Nous qui n’aimons pas à courir les aventures sur la foi de la logique, nous pensons, avec les faibles d’esprit, que la république, retenant ou reprenant peu à peu ce qu’il y a encore de monarchique dans les habitudes du pays, afin de ne pas prendre ce qu’il y a de socialiste dans ses utopies et dans ses chimères, la république s’entourant d’institutions monarchiques (pourquoi ne pas répéter notre paradoxe ?) ; la république enfin, visant à la satisfaction des intérêts et des sentimens du pays, au lieu de viser à la satisfaction de la logique, est le seul état social qui convienne aux dispositions contradictoires de notre société. Et nous ne voyons pas en quoi la liste civile du président votée annuellement répugne à ce genre de république.

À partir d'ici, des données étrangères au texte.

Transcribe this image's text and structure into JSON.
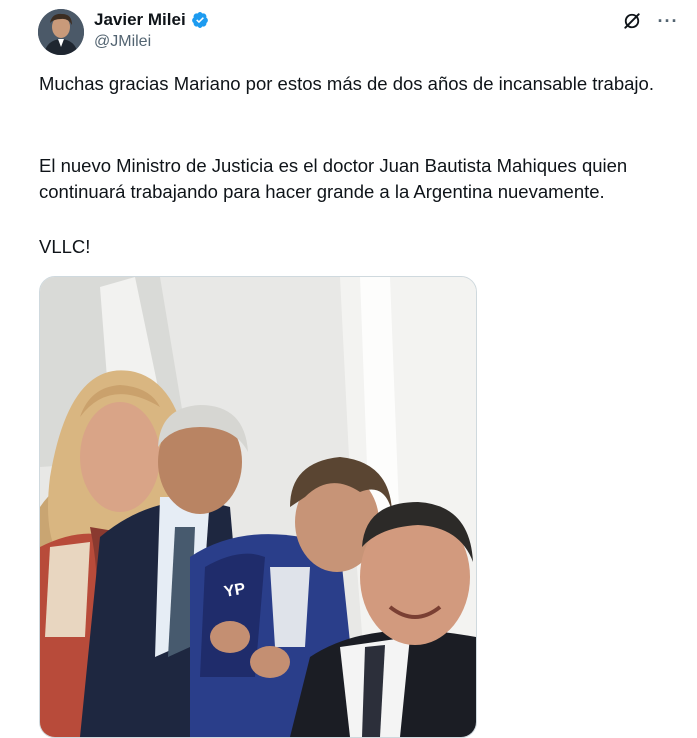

Nous ne voyons pas non plus en quoi cet arrangement quasi-monarchique peut contrarier ceux de nos amis et de nos alliés qui, au lieu de s’obstiner à vouloir tout ou rien, cet introuvable et désastreux idéal de la logique, auraient foi en cette maxime de bon sens que la meilleure manière d’arriver au haut de l’échelle, c’est d’en monter peu à peu tous les degrés, ou en cette autre maxime encore, qu’on ne peut pas arriver, si on ne se met pas en route. — Oui, mais si vous restez en route ! nous crie-t-on. — Eh bien ! si la route est bonne et si les stations sont commodes, où sera le mal ?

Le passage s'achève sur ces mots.